The specific design patterns are another important factor when designing digital products. Even though there has been an increasing trend in moving towards a cleaner and minimalistic look, with more emphasis on content with explicit use of typography, these trends might not be applicable everywhere. While for the Western countries we can see an increasing trend in the adoption of minimalist design, it seems that in most Asian countries it is the other way around, as design layouts have a high density of information.

While designing for localization, some of the things that need to be considered regarding the translation of the product to the local language are the following:

Some languages are more verbose than others, meaning your design must account for text expansion and contraction in translated languages.

One way I estimate translation lengths is by using Google Spreadsheets. Using the Google Translate function, I can get machine translations in a bunch of languages at once. Within seconds, I can get a rough idea of how long the translations might be in each language.

Another aspect to consider while designing localized sites is the language structure. Most languages read from left to right but there are a number of languages that read from right to left. For these cases, just doing a text translation is not enough, and aspects such as placement of design elements and controls must be taken into consideration.

There is a bit of science when deciding on what font to use for the localisation of a digital app. We have to consider the languages we’re supporting and the special characters that they have such as diacritical marks or accents. The languages that require non-Latin characters like the Russian language, Greek language, etc. are available only in the most commonly used commercial fonts. If you decide to choose other font families or special fonts, these languages will have to use other fonts that support the corresponding characters and the final layout will look different from the English or the original version.

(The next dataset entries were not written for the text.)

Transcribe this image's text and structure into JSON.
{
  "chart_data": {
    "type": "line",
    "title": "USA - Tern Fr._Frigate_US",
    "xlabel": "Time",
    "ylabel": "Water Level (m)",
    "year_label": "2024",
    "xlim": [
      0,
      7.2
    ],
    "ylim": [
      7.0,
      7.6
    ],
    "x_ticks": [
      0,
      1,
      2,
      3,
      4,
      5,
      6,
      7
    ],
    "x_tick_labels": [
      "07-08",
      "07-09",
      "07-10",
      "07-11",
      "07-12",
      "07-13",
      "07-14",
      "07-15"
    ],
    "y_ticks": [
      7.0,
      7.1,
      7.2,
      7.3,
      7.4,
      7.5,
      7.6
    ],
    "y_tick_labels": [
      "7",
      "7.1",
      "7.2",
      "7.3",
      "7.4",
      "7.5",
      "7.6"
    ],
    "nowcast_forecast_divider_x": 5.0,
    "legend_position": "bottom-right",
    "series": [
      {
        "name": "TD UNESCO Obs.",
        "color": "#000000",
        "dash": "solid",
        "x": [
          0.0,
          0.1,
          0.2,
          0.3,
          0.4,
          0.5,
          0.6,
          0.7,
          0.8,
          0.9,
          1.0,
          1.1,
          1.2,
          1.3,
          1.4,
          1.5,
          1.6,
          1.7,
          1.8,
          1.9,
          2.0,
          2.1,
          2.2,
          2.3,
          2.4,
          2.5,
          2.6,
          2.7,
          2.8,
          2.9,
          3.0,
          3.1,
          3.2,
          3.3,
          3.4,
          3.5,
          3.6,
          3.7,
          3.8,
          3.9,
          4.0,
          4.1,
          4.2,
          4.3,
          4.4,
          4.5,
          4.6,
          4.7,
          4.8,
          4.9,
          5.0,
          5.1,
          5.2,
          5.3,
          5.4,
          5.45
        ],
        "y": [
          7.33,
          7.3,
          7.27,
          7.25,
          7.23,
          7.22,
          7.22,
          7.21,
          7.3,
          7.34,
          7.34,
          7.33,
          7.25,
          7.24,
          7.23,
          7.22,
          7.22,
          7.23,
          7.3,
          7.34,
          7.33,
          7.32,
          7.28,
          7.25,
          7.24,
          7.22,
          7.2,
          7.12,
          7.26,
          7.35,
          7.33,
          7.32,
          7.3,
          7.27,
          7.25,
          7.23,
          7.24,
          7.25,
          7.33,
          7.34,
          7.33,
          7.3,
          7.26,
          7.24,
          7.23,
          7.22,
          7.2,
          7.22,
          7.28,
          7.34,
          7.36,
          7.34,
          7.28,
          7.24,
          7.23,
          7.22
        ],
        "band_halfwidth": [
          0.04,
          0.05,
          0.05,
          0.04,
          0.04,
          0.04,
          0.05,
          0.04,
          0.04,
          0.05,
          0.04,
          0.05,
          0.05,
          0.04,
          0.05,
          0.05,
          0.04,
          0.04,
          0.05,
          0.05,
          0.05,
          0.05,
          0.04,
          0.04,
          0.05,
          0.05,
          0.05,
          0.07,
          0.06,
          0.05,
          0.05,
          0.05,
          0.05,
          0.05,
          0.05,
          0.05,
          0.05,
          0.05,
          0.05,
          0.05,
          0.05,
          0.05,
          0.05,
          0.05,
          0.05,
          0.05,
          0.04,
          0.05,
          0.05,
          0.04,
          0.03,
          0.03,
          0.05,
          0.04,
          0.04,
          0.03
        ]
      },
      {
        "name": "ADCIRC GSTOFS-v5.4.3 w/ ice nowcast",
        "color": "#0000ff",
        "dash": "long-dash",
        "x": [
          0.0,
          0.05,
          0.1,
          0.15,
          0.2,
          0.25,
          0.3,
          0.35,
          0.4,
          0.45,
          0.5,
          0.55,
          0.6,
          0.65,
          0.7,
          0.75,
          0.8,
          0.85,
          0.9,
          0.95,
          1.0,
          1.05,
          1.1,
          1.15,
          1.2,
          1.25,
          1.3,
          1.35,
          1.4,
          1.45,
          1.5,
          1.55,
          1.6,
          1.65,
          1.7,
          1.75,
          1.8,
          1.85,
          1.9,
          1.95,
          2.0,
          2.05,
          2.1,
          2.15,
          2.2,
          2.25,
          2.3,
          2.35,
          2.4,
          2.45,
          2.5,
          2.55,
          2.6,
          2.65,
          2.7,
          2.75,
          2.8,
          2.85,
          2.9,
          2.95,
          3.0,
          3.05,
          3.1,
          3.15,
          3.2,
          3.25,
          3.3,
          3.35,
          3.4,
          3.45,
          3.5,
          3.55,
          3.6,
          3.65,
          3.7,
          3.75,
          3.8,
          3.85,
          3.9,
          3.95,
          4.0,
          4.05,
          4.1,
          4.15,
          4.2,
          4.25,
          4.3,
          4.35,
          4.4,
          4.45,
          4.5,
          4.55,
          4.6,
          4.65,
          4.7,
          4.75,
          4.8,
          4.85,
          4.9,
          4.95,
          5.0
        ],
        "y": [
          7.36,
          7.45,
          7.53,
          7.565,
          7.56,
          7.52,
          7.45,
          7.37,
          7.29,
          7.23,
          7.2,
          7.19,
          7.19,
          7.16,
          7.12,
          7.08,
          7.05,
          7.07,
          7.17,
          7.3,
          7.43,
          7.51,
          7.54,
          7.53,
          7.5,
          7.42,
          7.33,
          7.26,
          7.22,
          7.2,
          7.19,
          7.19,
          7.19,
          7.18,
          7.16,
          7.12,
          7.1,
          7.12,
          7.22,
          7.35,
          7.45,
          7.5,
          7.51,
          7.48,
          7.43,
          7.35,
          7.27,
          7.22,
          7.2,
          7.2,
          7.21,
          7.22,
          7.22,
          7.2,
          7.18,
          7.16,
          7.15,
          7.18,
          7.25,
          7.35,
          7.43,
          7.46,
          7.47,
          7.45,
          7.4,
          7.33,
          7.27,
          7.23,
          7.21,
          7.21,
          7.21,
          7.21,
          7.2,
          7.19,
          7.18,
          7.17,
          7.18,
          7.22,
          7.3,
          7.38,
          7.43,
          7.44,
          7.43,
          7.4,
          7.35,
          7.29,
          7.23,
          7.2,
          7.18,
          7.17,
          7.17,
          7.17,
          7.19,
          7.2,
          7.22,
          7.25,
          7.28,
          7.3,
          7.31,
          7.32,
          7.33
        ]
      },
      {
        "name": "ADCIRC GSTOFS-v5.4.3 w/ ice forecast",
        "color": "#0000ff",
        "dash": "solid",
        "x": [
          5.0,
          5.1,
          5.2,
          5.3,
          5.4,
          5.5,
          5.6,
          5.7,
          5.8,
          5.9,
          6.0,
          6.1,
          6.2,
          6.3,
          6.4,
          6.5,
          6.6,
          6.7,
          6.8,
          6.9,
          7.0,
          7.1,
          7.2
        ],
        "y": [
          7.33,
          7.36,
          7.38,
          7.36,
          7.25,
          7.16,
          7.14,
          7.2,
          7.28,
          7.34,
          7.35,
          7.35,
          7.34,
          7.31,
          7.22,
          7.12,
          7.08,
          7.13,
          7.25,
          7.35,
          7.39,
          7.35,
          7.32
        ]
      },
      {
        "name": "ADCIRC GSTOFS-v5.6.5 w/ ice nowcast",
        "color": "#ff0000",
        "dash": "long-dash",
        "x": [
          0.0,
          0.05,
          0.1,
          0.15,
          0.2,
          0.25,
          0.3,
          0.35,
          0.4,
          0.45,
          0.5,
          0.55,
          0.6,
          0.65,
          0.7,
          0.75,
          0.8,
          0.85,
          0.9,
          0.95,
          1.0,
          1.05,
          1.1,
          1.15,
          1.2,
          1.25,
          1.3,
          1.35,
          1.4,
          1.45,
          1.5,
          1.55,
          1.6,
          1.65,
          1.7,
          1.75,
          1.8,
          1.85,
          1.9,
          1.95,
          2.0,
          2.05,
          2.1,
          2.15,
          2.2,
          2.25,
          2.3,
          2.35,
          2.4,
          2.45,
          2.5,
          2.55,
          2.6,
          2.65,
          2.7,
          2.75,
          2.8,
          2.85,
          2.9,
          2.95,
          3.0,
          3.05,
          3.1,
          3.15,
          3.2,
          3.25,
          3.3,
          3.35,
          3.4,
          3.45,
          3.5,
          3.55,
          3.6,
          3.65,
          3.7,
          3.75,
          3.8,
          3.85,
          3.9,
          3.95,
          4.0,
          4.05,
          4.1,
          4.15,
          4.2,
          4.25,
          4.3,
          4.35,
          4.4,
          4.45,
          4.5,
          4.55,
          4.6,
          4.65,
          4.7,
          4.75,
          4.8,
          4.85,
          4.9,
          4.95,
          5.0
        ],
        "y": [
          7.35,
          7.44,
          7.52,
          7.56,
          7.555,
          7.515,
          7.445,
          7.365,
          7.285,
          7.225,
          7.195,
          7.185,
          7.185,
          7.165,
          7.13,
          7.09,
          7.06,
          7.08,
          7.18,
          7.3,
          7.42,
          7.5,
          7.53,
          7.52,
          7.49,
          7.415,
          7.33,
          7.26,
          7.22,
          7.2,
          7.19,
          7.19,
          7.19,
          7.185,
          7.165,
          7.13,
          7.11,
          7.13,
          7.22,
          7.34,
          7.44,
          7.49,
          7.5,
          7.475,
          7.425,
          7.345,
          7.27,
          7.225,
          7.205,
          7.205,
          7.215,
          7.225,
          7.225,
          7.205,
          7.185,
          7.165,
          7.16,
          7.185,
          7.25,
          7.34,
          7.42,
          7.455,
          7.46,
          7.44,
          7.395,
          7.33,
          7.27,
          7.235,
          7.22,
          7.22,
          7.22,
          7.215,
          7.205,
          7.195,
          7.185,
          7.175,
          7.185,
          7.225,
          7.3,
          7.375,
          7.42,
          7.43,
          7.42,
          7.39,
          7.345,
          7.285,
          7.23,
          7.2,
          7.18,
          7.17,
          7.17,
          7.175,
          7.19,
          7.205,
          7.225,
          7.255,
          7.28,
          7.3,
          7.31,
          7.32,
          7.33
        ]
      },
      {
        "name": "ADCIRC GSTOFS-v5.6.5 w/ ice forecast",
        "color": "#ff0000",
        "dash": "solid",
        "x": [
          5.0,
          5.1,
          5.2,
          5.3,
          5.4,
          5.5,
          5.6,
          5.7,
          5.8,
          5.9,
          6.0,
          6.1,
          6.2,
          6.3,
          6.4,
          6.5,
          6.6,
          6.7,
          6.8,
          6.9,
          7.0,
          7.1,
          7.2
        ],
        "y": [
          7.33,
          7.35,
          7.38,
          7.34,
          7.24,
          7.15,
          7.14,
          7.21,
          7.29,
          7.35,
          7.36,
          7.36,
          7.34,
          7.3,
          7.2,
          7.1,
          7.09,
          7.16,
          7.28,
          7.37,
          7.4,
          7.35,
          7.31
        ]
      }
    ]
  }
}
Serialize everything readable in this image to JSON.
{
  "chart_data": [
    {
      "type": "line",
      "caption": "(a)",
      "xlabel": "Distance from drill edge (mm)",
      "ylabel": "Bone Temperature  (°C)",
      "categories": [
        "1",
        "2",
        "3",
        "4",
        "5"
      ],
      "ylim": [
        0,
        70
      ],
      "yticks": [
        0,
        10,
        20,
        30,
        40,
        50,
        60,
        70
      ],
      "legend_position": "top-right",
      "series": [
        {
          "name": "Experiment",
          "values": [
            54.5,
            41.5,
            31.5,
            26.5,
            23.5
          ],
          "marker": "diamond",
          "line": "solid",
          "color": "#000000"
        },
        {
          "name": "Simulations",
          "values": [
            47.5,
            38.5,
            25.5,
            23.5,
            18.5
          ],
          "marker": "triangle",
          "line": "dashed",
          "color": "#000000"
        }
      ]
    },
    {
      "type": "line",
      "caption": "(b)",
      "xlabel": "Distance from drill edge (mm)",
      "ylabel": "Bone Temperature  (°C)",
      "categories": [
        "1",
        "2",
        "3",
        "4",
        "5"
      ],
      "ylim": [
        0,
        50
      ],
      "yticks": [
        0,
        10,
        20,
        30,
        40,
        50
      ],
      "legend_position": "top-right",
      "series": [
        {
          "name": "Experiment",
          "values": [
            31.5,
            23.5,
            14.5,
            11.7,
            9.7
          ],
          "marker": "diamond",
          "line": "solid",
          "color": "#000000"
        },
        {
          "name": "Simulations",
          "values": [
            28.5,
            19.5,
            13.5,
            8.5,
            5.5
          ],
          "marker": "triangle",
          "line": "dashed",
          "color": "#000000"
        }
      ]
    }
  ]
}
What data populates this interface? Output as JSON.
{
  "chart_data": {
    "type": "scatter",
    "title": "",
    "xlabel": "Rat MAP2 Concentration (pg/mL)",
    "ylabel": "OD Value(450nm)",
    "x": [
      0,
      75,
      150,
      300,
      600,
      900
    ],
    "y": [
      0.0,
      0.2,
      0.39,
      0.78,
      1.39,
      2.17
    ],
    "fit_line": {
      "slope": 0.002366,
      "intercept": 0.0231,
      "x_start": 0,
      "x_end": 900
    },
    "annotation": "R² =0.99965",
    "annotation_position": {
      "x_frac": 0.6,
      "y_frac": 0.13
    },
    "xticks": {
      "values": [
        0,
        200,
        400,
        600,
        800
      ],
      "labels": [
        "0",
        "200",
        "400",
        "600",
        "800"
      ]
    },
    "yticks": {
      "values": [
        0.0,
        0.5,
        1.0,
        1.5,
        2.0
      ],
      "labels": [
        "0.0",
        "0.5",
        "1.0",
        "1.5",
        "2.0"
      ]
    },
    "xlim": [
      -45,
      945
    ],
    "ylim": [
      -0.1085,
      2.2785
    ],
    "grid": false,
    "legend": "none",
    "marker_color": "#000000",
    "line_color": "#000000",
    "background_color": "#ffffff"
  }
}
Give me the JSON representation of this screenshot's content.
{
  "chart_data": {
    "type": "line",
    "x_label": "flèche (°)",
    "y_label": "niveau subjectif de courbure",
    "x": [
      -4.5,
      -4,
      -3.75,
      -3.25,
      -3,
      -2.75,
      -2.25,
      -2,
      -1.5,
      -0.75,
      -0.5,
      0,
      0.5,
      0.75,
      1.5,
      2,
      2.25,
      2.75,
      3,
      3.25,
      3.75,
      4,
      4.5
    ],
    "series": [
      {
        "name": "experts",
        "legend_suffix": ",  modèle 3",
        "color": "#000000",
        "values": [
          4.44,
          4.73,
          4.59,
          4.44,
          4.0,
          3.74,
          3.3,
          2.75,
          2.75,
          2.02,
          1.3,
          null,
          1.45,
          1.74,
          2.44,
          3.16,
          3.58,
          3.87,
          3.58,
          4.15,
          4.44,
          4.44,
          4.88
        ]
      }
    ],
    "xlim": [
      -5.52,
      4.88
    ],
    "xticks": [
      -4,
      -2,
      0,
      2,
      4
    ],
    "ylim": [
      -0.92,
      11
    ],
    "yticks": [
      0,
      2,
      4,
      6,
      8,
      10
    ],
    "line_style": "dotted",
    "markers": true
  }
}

Example of how the “lookfantastic” website did not consider fonts that support diacritical marks required in the Romanian language.

Last but not least, a lot of care should be taken with small details. A successfully localized website is one that appears to have been developed locally, even if it wasn’t. In order to make your product successful, don’t forget to pay attention to details such as:

  • Date format: DD/MM/YYYY vs. MM/DD/YYYY
  • Units of measurement:: Be mindful of the type of measurement units being used in that country
  • Time: 12-hours vs. 24-hours
  • Currency: Pay attention to conversions and formats
  • Phone numbers : Different formatting around the world
  • National holidays: Holidays are country and region-specific

Designing for international markets can be tough — especially when you’re a foreigner with no familiarity with that certain cultural background. There are many cultural dimensions that influence these perceptions, which in turn, influence your users’ decision-making as well. The extent to which each cultural dimension influences your users’ perception of your UX is not always constant though. And this makes it even more challenging to design localised UX and also, builds a stronger case for cross-cultural awareness in design. But, with intense research and usability testing, you can design better experiences and bypass our cultural nuances.